Dieses Ergebnis steht im Übrigen auch im Einklang mit der - insofern allerdings zu Art 5 Nr. 3 EuGVÜ ergangenen - Entscheidung 7 Ob 291/02y, in der der Oberste Gerichtshof davon ausgeht, dass sich die dort klagende Versicherung, die einen im Wege der Legalzession nach § 67 VersVG auf sie übergegangenen Anspruch geltend machte, auf den genannten Gerichtsstand berufen kann.
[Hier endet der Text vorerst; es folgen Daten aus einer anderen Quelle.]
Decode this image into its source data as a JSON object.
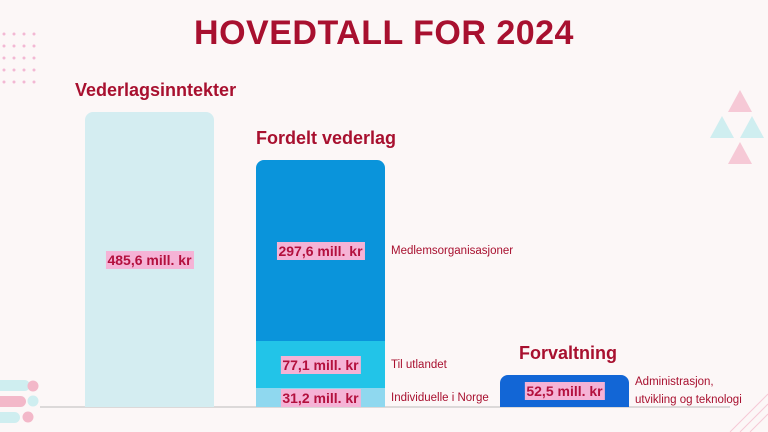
{
  "chart_data": {
    "type": "stacked-columns",
    "title": "HOVEDTALL FOR 2024",
    "groups": [
      {
        "title": "Vederlagsinntekter",
        "segments": [
          {
            "value": 485.6,
            "value_label": "485,6 mill. kr",
            "color": "#d4edf1"
          }
        ]
      },
      {
        "title": "Fordelt vederlag",
        "segments": [
          {
            "name": "Individuelle i Norge",
            "value": 31.2,
            "value_label": "31,2 mill. kr",
            "color": "#8fd8ef"
          },
          {
            "name": "Til utlandet",
            "value": 77.1,
            "value_label": "77,1 mill. kr",
            "color": "#22c4e8"
          },
          {
            "name": "Medlemsorganisasjoner",
            "value": 297.6,
            "value_label": "297,6 mill. kr",
            "color": "#0a94db"
          }
        ]
      },
      {
        "title": "Forvaltning",
        "segments": [
          {
            "name": "Administrasjon, utvikling og teknologi",
            "value": 52.5,
            "value_label": "52,5 mill. kr",
            "color": "#1266d6"
          }
        ]
      }
    ]
  }
}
Dass der Vertrag zwischen der Bau-GmbH und den Beklagten aus deren Sicht ein dem Art 15 EuGVVO unterfallendes Verbrauchergeschäft sei, haben die Beklagten nie schlüssig geltend gemacht. Ihr erstinstanzliches Vorbringen erschöpft sich im Wesentlichen in der Behauptung, sie seien Verbraucher. In ihrer Revisionsrekursbeantwortung berufen sie sich zwar auf die Art 15 ff EuGVVO, allerdings mit der Begründung, dass im Falle der Bejahung eines Vertrages zwischen den Streitteilen die Art 15 ff EuGVVO zum Tragen kämen, weil die Beklagten als Verbraucher einer Tochtergesellschaft eines internationalen Konzerns gegenüberstünden, der seine berufliche und gewerbliche Tätigkeit im Wohnsitzstaat der Beklagten ausübe. Maßgebend ist allerdings der Vertrag zwischen der Bau-GmbH und den Beklagten. Behauptungen, aus denen geschlossen werden könnte, dass dieser Vertrag dem Art 15 EuGVVO unterfallen könnte, haben die Beklagten nicht aufgestellt.
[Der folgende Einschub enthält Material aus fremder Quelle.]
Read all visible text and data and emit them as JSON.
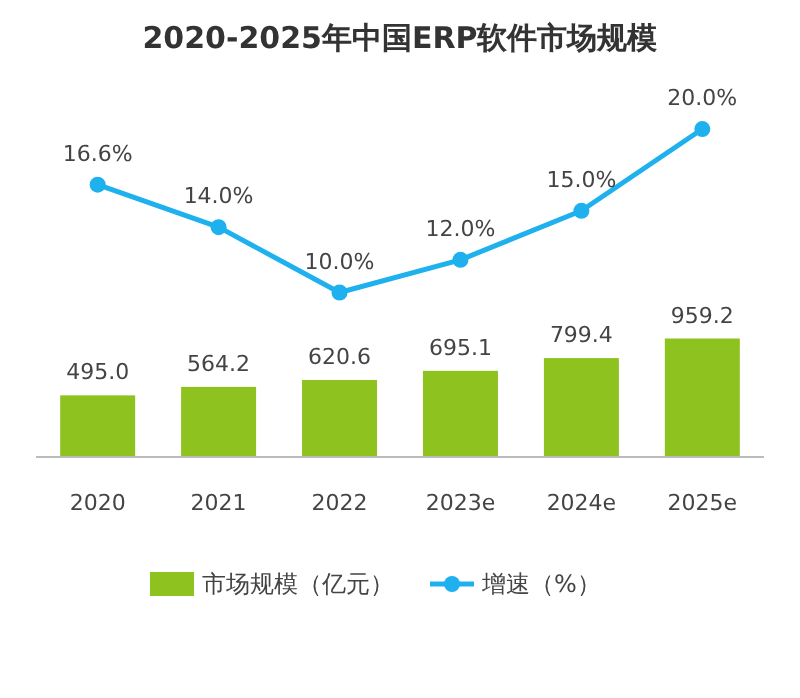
{
  "chart_data": [
    {
      "type": "bar",
      "categories": [
        "2020",
        "2021",
        "2022",
        "2023e",
        "2024e",
        "2025e"
      ],
      "series": [
        {
          "name": "市场规模（亿元）",
          "color": "#8dc21f",
          "values": [
            495.0,
            564.2,
            620.6,
            695.1,
            799.4,
            959.2
          ],
          "value_labels": [
            "495.0",
            "564.2",
            "620.6",
            "695.1",
            "799.4",
            "959.2"
          ]
        }
      ],
      "legend": "bottom"
    },
    {
      "type": "line",
      "title": "2020-2025年中国ERP软件市场规模",
      "categories": [
        null,
        null,
        null,
        null,
        null,
        null
      ],
      "series": [
        {
          "name": "增速（%）",
          "color": "#1eb1ee",
          "values": [
            16.6,
            14.0,
            10.0,
            12.0,
            15.0,
            20.0
          ],
          "value_labels": [
            "16.6%",
            "14.0%",
            "10.0%",
            "12.0%",
            "15.0%",
            "20.0%"
          ]
        }
      ],
      "marker": "circle",
      "legend": "bottom"
    }
  ]
}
Die Klägerin hat sich daher zu Recht auf den Gerichtsstand des Art 5 Nr. 1 EuGVVO berufen. Ihrem Rechtsmittel, dessen Antrag im Zusammenhalt mit dem Rechtsmittelvorbringen das im Spruch genannte Ergebnis noch deckt, war daher stattzugeben.
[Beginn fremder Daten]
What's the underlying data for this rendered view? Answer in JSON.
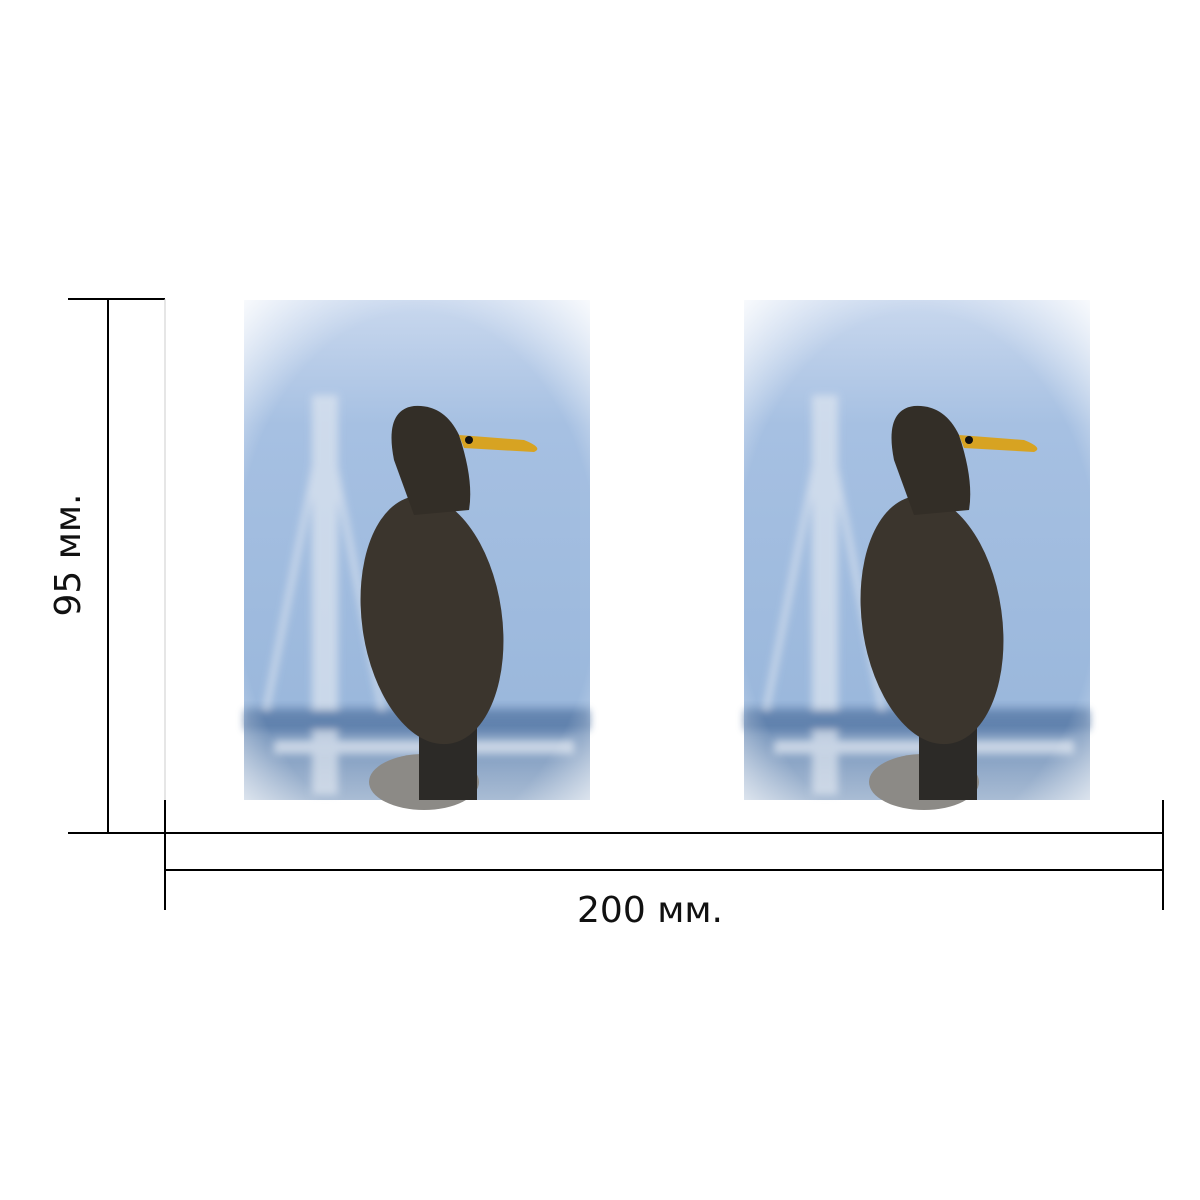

Die Kostenentscheidung gründet sich auf die §§ 41, 50 Abs 1 ZPO. Das Verfahren über den Einwand der mangelnde internationalen Zuständigkeit ist ein Zwischenstreit, der mit dieser Entscheidung entschieden wurde (RIS-Justiz RS0035955; 1 Ob 193/01s; 5 Ob 313/03w). Kosten von Prozesshandlungen, die im fortgesetzten (Haupt-)Verfahren verwertbar sind, sind im Rahmen der Entscheidung über die Kosten dieses Zwischenstreites nicht zuzusprechen. Im Hauptverfahren nicht verwertbare Kosten des Zuständigkeitsstreites sind aber in erster Instanz nicht entstanden.